The Securities and Exchange Commission sued Elon Musk on Tuesday for allegedly committing securities fraud when he amassed a large share of Twitter stock in 2022 without following disclosure rules.
In a lawsuit filed in federal court, the SEC said Musk did not publicly share that he had amassed a 5% stake in the company prior to his full takeover, allowing him to save “at least $150 million at the expense of Twitter shareholders by failing to timely file the beneficial ownership report.”
Musk ultimately waited 11 days after the deadline to file the required disclosures, the SEC alleges.
“Because Musk failed to timely file a beneficial ownership report with the SEC, he was able to make these purchases of Twitter common stock at artificially low prices from the unsuspecting public,” the SEC said in a statement.
The complaint also alleged that the low prices caused investors “substantial economic harm” when they sold their stock.
The SEC wants Musk to pay a civil penalty and repay investors.
Musk lawyer Alex Spiro said the complaint is a “sham” that shows the SEC does not have an “actual case,” according to Bloomberg.

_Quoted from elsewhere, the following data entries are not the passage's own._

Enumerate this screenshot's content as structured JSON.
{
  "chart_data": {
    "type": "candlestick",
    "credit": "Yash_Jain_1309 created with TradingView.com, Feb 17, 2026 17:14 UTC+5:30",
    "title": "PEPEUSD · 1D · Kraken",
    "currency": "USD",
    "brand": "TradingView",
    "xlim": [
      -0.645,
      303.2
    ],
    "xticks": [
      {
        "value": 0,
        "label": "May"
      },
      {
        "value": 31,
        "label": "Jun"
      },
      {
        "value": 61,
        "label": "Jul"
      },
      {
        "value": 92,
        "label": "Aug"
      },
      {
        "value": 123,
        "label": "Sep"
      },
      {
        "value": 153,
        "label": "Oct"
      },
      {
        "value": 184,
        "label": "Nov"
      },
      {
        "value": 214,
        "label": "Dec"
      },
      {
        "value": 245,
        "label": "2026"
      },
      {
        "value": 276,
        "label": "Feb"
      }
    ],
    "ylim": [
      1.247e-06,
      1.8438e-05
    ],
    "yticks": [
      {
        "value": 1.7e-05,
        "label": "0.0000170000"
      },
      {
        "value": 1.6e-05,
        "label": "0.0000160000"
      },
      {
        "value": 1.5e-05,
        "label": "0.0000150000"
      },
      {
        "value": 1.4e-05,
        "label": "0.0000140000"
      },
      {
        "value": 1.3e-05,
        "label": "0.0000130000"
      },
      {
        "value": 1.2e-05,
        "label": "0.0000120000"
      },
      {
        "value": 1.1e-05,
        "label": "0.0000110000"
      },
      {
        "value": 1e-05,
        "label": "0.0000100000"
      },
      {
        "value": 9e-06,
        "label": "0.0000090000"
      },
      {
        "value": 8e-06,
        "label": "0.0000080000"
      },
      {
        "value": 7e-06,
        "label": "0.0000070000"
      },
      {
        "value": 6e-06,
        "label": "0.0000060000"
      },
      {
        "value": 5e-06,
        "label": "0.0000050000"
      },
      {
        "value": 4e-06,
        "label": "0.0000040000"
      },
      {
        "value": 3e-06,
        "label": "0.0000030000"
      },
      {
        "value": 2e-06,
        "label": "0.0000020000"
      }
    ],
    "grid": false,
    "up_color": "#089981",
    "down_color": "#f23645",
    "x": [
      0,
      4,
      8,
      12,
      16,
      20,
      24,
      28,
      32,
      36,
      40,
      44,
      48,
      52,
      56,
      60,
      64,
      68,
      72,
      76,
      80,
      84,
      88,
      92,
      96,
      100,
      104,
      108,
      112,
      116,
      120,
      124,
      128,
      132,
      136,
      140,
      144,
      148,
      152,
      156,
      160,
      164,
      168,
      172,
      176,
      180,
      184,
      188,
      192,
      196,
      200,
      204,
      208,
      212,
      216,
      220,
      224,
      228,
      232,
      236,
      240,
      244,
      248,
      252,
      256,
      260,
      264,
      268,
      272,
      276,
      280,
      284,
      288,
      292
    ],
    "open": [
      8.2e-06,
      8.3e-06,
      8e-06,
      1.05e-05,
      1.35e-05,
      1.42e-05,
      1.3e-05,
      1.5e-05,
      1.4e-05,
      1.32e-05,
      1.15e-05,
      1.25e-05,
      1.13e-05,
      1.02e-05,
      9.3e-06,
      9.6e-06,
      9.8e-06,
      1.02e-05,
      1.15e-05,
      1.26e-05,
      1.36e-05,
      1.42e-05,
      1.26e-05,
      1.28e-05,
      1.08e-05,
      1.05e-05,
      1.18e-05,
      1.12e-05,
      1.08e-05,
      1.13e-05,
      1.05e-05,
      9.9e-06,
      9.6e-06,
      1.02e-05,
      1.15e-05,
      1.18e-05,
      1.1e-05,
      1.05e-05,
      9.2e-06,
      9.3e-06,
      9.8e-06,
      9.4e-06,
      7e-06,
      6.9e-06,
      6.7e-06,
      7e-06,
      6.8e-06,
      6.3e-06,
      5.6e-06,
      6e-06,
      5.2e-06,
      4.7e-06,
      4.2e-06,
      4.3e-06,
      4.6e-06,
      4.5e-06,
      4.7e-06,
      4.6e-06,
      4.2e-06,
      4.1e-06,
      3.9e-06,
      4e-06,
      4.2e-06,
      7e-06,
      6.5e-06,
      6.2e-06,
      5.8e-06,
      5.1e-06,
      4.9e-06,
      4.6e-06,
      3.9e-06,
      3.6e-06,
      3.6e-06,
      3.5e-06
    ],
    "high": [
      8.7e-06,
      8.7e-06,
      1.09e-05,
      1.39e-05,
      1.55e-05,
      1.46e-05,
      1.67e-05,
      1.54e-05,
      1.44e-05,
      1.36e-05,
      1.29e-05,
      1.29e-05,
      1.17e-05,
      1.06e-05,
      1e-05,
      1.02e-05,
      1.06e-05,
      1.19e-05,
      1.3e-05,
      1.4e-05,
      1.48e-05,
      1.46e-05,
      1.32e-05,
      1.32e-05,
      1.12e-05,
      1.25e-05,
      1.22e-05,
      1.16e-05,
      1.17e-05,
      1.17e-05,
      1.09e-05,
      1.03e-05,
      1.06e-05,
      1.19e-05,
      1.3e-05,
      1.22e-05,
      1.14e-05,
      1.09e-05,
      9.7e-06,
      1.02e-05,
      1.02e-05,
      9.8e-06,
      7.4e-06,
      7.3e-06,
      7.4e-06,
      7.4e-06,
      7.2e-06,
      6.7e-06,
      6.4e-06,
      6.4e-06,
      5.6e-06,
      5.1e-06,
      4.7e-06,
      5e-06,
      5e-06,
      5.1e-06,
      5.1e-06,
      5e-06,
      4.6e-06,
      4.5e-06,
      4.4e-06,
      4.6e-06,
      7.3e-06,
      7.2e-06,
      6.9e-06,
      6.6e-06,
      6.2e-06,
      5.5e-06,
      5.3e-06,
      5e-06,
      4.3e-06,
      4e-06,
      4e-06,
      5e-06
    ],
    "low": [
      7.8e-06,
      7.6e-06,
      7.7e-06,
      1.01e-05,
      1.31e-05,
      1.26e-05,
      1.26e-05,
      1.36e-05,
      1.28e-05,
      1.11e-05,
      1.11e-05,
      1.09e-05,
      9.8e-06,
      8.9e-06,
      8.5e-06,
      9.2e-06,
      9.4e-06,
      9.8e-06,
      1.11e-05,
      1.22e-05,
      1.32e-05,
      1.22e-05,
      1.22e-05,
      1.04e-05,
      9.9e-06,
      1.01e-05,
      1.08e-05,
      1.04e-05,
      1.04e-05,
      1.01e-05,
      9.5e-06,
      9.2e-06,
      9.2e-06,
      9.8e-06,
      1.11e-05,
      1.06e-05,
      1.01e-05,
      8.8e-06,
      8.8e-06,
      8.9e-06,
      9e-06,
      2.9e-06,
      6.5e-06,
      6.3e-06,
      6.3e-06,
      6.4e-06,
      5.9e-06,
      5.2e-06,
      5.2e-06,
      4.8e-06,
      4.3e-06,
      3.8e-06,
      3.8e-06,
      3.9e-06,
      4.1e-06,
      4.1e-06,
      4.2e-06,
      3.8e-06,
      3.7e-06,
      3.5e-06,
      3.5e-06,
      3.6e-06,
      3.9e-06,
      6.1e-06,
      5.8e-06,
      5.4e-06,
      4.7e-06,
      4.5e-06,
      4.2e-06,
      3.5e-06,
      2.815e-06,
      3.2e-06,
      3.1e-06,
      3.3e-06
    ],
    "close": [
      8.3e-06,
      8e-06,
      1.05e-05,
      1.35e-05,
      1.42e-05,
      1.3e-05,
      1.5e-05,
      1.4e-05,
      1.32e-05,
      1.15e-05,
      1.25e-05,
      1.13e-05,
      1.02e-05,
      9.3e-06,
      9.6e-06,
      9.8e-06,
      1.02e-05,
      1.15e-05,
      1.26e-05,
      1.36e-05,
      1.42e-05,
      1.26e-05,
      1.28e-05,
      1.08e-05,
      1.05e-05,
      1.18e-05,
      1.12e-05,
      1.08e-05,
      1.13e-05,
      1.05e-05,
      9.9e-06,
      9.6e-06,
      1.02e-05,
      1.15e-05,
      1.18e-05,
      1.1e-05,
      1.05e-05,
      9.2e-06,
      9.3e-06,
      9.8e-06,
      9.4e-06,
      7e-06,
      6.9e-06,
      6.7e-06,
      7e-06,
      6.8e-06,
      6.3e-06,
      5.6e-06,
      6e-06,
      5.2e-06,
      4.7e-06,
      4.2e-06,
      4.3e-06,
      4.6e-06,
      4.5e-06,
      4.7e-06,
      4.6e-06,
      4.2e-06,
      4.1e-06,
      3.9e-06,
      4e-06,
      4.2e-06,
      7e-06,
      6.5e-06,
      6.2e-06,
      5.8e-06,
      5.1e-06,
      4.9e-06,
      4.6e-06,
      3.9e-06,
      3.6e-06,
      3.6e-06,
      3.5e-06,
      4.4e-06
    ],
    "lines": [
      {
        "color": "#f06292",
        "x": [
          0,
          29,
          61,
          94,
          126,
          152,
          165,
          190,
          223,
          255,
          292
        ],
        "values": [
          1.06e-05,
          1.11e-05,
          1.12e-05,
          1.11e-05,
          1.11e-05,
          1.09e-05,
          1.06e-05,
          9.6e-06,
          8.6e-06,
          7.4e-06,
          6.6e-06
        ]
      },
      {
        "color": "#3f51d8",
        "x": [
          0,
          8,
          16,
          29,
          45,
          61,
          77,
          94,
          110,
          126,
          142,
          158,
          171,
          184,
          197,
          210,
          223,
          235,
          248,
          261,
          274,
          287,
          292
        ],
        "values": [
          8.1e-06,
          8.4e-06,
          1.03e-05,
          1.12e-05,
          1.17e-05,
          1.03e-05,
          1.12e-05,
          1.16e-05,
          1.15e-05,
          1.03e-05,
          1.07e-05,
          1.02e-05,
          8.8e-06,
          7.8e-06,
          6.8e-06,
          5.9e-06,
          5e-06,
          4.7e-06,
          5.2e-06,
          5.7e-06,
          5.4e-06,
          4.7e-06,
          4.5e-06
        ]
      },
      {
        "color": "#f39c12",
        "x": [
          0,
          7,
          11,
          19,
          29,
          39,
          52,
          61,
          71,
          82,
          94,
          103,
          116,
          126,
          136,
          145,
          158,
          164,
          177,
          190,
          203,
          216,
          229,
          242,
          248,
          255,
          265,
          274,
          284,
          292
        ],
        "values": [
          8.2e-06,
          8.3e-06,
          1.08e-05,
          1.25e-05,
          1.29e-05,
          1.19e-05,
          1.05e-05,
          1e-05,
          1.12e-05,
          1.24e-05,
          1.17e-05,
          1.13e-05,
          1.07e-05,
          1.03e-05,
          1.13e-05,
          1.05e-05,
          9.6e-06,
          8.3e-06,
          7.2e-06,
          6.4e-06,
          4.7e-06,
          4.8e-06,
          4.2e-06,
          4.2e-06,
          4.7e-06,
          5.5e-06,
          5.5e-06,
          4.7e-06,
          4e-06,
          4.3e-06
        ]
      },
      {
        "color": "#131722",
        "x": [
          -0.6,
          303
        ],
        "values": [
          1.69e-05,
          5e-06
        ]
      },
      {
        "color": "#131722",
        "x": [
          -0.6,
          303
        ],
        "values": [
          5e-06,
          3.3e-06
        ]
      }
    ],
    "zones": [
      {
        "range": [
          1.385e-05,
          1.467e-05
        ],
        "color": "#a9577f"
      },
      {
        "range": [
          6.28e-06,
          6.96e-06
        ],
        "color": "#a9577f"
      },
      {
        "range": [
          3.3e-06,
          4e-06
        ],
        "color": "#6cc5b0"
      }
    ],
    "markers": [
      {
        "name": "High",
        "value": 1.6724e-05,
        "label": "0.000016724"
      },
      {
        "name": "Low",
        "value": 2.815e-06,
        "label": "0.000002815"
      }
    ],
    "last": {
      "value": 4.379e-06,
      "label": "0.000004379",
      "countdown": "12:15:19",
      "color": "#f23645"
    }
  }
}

“The SEC’s multi-year campaign of harassment against Mr. Musk culminated in the filing of a single-count ticky tak complaint against Mr. Musk under Section 13(d) for an alleged administrative failure to file a single form — an offense that, even if proven, carries a nominal penalty,” he said in a statement.
A 2022 suit similarly accused Musk of delaying his disclosure to keep the stock price down.
The billionaire acquired Twitter for $44 billion in 2022, ending a dramatic saga over the social network’s fate.
He later renamed it X and has since used the platform to support president-elect Donald Trump.